In Cambodia’s 'great lake', the Tonle Sap, where most large-scale inland fishing takes place, fishers report the rampant use of illegal fishing methods and declining fish catches.

Several Mekong fish species are now endangered and both the number and size of fish caught has steadily declined. In fact, recent data demonstrates a pattern of increasing catch and increasing fishing effort followed by a declining catch with a sustained effort, typical of an over-exploited population.
 / ©: WWF
Threat to the River: over-fishing
© WWF

For instance, a century ago, the Mekong Giant Catfish was found along the entire length of the river from Vietnam to southern China. Since then, however, populations have dropped precipitously. Scientists estimate that the total number of Mekong Giant Catfish has decreased about 90% in just the past two decades.

WWF recently helped broker a voluntary ban on this species with Thai fishers. In Laos as early as 1890, a large fishery developed for the Mekong Giant Catfish but by 1940, declines were observed in northeast Thailand.

Large fish species including the Mekong giant catfish, the river catfish, the giant carp, and the giant stingray in the Mekong are in decline, indicating possible 'assemblage overfishing'.
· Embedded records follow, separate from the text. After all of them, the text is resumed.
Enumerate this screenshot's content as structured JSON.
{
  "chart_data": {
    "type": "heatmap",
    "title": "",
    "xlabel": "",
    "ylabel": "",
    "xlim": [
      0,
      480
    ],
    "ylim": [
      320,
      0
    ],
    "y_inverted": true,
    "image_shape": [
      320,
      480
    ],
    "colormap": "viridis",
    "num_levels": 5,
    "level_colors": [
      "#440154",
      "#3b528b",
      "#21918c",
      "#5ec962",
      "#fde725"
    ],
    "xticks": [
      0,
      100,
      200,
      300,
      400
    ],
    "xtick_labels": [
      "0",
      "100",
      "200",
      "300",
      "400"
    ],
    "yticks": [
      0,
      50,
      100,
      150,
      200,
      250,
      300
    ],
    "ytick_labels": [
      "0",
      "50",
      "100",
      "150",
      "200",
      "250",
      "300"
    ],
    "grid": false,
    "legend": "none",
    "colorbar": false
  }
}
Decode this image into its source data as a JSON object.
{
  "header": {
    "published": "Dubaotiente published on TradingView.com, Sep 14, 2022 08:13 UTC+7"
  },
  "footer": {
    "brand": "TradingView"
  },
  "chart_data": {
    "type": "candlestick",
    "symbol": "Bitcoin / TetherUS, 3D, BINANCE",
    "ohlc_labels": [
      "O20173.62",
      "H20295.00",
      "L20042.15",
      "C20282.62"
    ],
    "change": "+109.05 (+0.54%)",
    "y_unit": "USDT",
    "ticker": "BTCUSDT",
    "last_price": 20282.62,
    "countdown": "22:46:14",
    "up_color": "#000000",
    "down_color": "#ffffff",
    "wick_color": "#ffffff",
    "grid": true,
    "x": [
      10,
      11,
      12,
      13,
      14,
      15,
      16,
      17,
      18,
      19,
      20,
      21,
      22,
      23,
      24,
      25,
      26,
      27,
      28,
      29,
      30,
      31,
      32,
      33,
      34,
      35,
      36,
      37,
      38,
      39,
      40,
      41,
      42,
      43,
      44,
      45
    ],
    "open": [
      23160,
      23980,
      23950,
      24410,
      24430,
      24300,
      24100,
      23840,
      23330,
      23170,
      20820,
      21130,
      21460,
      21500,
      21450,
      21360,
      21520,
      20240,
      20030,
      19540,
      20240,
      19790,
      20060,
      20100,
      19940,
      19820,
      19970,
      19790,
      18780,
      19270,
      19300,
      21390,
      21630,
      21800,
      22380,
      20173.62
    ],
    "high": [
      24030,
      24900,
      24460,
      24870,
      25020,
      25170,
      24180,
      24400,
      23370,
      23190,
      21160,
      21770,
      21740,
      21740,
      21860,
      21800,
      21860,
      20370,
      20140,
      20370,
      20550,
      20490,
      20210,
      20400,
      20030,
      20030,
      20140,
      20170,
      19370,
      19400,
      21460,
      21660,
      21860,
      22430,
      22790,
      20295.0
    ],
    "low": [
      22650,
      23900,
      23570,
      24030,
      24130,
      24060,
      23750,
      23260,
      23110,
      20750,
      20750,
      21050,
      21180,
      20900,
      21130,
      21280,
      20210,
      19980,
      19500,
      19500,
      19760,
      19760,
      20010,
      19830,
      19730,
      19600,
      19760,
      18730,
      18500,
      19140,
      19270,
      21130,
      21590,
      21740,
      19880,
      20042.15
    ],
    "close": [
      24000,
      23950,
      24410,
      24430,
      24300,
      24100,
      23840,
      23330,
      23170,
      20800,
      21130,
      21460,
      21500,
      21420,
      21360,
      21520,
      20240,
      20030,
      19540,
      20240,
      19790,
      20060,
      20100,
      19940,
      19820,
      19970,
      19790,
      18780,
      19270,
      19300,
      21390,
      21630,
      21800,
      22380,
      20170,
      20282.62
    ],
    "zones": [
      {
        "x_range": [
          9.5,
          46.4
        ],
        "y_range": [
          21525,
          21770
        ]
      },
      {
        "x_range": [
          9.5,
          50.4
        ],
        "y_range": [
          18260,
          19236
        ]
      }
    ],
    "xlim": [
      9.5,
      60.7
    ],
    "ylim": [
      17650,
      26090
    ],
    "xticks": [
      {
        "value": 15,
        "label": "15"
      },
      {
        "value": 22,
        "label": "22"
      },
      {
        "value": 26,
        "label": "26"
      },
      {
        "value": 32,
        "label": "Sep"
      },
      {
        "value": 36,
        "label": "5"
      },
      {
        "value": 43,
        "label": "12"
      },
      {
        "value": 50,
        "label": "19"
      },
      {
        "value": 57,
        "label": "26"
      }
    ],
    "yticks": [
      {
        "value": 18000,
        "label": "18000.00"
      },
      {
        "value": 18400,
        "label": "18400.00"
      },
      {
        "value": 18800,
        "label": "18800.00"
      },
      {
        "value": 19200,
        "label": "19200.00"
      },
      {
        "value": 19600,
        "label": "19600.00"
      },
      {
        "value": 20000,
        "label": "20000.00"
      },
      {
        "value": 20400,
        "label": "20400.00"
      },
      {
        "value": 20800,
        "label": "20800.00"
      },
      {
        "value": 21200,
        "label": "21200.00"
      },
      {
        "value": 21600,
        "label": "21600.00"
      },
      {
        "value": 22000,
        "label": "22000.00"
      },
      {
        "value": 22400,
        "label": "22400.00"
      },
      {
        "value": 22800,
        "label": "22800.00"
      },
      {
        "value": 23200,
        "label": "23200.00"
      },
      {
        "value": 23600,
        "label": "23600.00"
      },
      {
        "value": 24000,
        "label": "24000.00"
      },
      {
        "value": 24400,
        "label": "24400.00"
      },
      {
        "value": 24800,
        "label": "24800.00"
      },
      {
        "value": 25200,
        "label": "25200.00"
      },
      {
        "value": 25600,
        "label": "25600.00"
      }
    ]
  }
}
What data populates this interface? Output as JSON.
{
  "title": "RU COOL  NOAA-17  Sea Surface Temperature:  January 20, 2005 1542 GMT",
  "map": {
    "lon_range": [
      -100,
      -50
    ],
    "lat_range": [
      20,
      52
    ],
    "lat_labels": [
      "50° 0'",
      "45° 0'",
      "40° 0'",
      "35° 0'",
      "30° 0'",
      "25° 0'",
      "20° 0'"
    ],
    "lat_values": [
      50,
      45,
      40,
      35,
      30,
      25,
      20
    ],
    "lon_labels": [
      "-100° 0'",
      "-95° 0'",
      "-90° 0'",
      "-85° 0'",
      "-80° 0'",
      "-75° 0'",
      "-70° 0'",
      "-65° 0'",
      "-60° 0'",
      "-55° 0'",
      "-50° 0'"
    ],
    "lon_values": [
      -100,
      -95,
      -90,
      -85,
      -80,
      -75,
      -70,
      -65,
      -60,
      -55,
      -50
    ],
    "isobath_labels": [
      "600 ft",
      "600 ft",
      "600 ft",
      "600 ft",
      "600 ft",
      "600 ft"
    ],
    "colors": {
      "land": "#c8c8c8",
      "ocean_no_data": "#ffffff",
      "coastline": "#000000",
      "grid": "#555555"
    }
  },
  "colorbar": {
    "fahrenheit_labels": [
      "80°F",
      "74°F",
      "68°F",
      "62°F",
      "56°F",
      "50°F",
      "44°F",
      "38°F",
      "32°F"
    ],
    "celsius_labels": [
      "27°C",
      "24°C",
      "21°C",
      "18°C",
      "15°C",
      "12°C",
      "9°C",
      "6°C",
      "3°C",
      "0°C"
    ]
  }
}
In the Mekong, uncertain fishing rights, over-fishing and illegal fishing have taken a heavy toll on fish stocks. People illegally use small-meshed mosquito nets to capture fish (which catch juveniles as well as adult fish), electro-shock fish with car batteries, and increasingly over-harvest fish with poison. Inherited from colonial times, the Cambodian government has managed its fisheries according to a concession system that enables unfair access, corruption and occasionally violent disputes.

The productivity of the Mekong River underscores the importance of this region in providing millions with food, but creates the misleading impression that its resources are limitless. It is clear, however, that unsustainable fishing practices and levels of harvest, along with changes in water flows induced by new dams, threaten the permanence of this wealth.